In a presidency that has been marked by vicious Twitter wars, perhaps the most jarring is the recent open feud between Trump and a member of his own party, Senator Bob Corker.

The quarrel started on October 8 when Trump tweeted that Corker was declining to run for re-election because he “didn’t have the guts.” The senator responded with another now-famous tweet: “It’s a shame the White House has become an adult day care center. Someone obviously missed their shift this morning.”

The acerbic exchange continued all day, and included an interview between Corker and The New York Times in which Corker accused the president of acting “like he’s doing ‘The Apprentice’ or something.”

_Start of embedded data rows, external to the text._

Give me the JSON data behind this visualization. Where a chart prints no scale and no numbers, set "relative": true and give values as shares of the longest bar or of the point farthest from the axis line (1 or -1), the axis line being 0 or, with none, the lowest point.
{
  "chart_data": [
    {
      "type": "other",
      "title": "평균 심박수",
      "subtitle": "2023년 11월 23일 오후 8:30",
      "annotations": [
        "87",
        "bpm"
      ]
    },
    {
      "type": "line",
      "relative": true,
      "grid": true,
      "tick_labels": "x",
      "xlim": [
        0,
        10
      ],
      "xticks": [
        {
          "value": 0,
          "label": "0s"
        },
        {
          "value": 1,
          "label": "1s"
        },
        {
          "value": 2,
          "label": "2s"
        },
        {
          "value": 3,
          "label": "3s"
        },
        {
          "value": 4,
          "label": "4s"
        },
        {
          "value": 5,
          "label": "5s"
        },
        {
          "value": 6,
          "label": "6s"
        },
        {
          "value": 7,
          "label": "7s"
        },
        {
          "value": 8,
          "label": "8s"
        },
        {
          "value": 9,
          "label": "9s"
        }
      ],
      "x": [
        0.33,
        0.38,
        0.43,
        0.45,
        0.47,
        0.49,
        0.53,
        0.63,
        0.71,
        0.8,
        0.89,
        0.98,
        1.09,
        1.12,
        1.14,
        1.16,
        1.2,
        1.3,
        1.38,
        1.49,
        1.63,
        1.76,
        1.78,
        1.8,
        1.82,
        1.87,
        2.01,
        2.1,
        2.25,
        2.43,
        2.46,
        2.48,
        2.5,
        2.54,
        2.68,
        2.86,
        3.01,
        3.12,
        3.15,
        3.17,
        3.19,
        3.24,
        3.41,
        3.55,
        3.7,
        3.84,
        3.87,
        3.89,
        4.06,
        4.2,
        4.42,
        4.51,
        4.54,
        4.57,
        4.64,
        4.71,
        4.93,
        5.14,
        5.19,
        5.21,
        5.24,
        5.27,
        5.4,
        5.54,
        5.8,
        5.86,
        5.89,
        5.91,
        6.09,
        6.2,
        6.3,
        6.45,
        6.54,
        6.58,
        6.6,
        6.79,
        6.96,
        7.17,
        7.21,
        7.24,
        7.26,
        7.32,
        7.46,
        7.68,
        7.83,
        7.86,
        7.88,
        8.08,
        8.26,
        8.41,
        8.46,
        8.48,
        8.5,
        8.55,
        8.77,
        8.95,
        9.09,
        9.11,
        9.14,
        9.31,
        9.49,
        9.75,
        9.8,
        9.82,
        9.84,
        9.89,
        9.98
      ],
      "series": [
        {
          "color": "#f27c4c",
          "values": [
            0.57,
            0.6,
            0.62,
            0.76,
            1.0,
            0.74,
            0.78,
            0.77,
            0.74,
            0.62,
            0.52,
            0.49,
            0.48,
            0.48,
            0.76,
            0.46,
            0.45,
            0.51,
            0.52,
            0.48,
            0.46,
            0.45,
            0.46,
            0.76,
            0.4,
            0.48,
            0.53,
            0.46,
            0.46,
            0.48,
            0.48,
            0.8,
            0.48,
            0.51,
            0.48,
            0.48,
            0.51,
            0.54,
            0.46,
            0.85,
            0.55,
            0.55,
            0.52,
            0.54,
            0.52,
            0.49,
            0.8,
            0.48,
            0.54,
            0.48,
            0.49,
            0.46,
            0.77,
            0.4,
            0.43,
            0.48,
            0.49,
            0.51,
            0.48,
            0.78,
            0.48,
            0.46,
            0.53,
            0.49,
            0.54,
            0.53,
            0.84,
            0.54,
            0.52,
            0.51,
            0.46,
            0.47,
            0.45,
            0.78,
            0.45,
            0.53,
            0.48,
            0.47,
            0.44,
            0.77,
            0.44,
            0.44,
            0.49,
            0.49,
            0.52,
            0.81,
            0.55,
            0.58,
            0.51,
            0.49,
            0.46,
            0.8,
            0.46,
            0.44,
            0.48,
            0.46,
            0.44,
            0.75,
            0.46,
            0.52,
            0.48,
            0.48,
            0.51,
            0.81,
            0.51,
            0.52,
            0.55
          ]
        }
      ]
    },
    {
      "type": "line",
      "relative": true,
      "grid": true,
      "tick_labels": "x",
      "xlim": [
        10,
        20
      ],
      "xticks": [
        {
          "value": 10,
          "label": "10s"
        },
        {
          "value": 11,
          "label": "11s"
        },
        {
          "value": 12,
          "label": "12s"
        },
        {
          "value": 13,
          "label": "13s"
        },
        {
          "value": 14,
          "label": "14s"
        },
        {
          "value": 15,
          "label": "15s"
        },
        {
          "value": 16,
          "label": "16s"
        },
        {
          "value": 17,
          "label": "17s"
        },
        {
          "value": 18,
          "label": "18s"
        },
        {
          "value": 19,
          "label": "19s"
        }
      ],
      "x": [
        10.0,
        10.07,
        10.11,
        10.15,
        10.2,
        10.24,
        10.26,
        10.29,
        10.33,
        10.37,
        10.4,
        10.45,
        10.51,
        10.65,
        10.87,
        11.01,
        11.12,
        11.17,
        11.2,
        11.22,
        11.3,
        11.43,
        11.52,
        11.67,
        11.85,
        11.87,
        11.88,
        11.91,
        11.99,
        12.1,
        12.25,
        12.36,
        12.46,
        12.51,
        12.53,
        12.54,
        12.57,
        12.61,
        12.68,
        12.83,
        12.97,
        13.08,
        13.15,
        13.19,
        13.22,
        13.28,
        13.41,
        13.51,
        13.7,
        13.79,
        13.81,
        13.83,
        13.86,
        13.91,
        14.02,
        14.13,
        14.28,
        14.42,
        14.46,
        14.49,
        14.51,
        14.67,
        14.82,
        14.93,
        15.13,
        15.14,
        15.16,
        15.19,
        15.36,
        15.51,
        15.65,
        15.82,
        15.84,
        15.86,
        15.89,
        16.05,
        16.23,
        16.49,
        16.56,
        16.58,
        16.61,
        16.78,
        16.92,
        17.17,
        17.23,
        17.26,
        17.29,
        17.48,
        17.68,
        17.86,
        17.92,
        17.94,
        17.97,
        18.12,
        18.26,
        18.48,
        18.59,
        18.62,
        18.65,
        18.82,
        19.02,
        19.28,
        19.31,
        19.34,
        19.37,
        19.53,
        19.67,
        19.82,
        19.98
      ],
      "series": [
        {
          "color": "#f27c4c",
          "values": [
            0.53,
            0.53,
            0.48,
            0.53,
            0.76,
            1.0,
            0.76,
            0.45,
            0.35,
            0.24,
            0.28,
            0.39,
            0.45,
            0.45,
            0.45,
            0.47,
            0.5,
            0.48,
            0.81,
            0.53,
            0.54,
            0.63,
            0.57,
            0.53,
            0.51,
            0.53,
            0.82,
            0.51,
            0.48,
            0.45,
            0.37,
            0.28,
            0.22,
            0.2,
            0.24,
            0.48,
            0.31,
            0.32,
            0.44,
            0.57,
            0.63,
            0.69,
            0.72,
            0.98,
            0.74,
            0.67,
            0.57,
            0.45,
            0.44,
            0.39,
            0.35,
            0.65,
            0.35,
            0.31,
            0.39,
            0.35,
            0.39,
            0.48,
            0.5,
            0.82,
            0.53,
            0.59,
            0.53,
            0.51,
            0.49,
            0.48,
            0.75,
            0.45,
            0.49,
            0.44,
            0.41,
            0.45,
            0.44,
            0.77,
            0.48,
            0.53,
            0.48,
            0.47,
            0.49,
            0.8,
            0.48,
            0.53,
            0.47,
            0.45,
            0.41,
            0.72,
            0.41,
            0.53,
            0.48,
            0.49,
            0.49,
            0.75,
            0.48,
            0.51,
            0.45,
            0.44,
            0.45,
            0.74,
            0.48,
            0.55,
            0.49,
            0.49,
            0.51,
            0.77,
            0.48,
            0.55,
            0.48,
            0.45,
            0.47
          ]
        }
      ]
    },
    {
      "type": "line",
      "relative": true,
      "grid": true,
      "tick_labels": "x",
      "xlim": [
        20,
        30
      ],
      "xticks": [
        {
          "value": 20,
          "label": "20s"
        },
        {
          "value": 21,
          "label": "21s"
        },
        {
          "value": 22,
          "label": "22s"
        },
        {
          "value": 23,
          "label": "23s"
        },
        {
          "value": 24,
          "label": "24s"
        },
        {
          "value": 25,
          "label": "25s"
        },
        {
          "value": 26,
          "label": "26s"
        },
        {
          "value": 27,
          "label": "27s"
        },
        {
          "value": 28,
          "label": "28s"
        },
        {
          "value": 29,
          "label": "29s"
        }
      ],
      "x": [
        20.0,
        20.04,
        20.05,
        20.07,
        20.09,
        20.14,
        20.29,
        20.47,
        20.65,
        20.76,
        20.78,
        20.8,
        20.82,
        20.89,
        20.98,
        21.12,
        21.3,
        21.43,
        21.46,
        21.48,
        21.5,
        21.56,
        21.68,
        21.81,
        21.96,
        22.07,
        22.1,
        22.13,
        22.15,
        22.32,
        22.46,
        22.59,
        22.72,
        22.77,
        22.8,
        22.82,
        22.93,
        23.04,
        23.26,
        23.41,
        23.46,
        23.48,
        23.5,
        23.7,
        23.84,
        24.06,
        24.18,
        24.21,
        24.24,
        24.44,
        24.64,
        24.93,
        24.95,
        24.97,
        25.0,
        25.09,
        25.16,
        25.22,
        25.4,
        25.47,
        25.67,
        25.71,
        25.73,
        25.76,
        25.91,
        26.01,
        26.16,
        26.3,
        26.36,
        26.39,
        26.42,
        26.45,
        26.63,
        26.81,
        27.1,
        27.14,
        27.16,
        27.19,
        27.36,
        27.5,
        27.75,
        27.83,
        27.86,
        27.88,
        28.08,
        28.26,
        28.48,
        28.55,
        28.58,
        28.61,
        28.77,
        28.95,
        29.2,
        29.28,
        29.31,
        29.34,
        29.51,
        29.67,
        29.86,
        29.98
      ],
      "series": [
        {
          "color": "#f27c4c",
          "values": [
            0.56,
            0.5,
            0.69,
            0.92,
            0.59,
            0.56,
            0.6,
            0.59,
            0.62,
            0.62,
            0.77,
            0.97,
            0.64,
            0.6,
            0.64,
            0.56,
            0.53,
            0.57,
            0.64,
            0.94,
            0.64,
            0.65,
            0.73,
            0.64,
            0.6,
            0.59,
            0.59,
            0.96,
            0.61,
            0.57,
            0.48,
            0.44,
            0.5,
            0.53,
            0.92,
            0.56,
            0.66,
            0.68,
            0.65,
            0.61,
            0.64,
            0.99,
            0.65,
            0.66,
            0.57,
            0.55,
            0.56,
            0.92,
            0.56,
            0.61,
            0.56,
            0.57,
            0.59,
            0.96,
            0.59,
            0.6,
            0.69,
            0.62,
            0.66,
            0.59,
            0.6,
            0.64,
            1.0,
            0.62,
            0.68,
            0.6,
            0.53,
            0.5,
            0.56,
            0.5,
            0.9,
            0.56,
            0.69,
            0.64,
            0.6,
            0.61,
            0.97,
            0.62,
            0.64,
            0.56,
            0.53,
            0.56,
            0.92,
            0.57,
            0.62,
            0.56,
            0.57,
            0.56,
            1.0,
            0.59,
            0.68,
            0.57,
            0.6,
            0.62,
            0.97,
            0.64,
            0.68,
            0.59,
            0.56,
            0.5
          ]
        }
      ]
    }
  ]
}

“I know for a fact that every single day at the White House, it’s a situation of trying to contain him,” Corker told Times correspondent Jonathan Martin.

The following day, attorney and CNN host Michael Smerconish claimed that Corker’s comments could be a way of “planting seeds” for invoking the 25th Amendment.

“Now he’s saying that ‘he concerns me,'” Smerconish said. “I think he’s planting seeds for questioning the fitness — the mental fitness of the president, pursuant to the 25th Amendment, to continue with his responsibilities.”

He went on to add: “If you were to take a look at the amendment and then say, OK, how would you make an argument, what sort of things would you say in making a case to fulfill Section Four of the 25th Amendment, those words would be at the top of the list.”

Fox & Friends cohost Brian Kilmeade rebuked Corker for his public remarks, calling them “self-serving,” adding, “Whatever Bob Corker thought, he could have done it personally and privately.”

White House Press Secretary Sarah Sanders also called the legitimacy of Corker’s claims into questions, saying “Sen. Corker is certainly entitled to his own opinion, but he’s not entitled to his own facts.” She added, “The facts certainly don’t lie, the President has certainly been very successful.”